I have a special respect for political losers. Losing can reveal a candidate's character in a humbling, vulnerable moment. An Ohio politician who lost a race for governor once explained to me that most politicians are used to being popular. They are often class officers and top athletes as kids who become lawyers, professors or business owners.

They get used to people listening to them and laughing at their jokes. So when thousands or millions of people who know you by name reject you, the Ohio pol told me, that's an earthquake. You want to shout, impossible. You know me. I'm popular. There's some mistake. Losers don't get inaugural balls or government limos.

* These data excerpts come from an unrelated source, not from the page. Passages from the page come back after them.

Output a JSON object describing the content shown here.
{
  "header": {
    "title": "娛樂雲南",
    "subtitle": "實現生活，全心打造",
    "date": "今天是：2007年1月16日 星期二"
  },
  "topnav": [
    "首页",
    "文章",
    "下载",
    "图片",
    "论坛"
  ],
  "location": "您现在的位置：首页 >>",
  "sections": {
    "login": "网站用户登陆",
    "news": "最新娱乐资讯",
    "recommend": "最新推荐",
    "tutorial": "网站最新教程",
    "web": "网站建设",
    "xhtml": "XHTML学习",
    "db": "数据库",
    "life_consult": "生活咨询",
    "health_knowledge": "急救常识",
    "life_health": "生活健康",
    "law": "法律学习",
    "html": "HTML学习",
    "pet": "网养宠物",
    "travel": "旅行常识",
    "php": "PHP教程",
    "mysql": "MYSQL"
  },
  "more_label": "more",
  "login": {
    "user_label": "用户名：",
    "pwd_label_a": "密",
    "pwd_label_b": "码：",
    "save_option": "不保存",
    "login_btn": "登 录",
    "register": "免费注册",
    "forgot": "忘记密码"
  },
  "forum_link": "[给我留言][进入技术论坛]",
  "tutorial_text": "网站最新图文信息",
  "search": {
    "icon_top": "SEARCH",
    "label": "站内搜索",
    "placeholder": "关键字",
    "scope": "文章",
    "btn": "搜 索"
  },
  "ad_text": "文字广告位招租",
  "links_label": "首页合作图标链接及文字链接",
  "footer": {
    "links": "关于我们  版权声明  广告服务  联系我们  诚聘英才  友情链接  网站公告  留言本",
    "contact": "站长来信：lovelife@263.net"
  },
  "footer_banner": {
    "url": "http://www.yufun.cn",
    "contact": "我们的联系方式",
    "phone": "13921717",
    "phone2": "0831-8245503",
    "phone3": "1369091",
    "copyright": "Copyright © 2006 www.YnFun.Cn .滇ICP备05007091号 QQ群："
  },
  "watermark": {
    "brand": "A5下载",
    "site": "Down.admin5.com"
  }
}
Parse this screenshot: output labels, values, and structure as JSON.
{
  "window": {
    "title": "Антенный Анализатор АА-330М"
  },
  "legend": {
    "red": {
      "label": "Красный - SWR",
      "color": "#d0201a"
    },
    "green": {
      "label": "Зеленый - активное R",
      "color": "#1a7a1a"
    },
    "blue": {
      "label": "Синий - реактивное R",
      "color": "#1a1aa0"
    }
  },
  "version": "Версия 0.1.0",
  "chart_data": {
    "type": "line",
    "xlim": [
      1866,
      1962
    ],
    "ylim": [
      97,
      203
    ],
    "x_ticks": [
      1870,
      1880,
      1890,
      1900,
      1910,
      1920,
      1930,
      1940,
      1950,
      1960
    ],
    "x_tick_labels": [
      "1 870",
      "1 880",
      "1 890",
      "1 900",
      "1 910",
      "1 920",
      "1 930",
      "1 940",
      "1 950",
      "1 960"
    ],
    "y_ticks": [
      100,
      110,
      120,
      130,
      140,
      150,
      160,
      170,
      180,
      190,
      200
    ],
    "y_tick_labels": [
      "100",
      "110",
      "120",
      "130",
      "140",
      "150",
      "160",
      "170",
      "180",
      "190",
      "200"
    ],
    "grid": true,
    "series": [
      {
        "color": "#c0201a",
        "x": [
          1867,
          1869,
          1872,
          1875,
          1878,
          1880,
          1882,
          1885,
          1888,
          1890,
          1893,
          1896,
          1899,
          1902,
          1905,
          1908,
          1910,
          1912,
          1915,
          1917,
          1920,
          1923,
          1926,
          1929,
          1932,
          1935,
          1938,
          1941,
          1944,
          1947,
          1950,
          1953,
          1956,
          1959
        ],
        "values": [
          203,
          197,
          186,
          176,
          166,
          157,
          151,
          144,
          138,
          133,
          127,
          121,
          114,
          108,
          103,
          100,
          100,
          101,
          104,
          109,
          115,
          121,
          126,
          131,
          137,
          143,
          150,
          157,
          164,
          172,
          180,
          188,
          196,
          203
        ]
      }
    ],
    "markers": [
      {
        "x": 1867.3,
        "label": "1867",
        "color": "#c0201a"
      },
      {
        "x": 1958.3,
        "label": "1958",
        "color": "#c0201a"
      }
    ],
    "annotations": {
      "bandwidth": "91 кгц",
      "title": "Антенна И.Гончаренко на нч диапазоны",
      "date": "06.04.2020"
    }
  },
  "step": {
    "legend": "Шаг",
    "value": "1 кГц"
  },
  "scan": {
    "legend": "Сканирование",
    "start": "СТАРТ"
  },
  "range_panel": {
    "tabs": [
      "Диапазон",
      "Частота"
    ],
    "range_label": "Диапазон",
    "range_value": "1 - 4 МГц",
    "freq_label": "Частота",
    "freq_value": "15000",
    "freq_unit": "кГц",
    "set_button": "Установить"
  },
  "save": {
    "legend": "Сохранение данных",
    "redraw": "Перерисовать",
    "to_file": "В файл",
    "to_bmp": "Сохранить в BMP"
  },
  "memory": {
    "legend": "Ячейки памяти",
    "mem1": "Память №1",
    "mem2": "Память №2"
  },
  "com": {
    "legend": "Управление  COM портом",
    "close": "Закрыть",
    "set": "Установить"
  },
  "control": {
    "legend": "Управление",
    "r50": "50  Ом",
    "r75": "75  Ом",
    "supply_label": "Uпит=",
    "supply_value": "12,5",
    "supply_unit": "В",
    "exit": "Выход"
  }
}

But they can lose with a grace that honors the decision of the people, even or especially after a contentious campaign. Congressman Mo Udall used to tell of an old Arizona pol he said once conceded defeat by saying, the people have spoken, the bastards. Adlai Stevenson was a little smoother in 1952 when he lost the presidency and told his supporters, I urge you all to give Gen. Eisenhower the support he will need to carry out the great tasks that lie before him. I pledge him mine. We vote as many. But we pray as one.

The people have spoken, and we respect the majesty of the democratic system, President George H.W. Bush said when he lost to Bill Clinton in 1992. Al Gore fought hard for a recount of Florida ballots and their hanging chads in the disputed election of 2000. But when the Supreme Court upheld the state for George W. Bush, Al Gore declared, let there be no doubt, while I strongly disagree with the court's decision, I accept it. I also accept my responsibility, which I will discharge unconditionally to honor the new president-elect and do everything possible to help him bring Americans together.

And when John McCain lost to Barack Obama in 2008, he said his sadness mingled with pride that the United States had elected its first African-American president. Tonight, more than any night, I hold in my heart nothing but love for this country and for all its citizens, he said. I wish Godspeed to the man who was my former opponent and will be my president.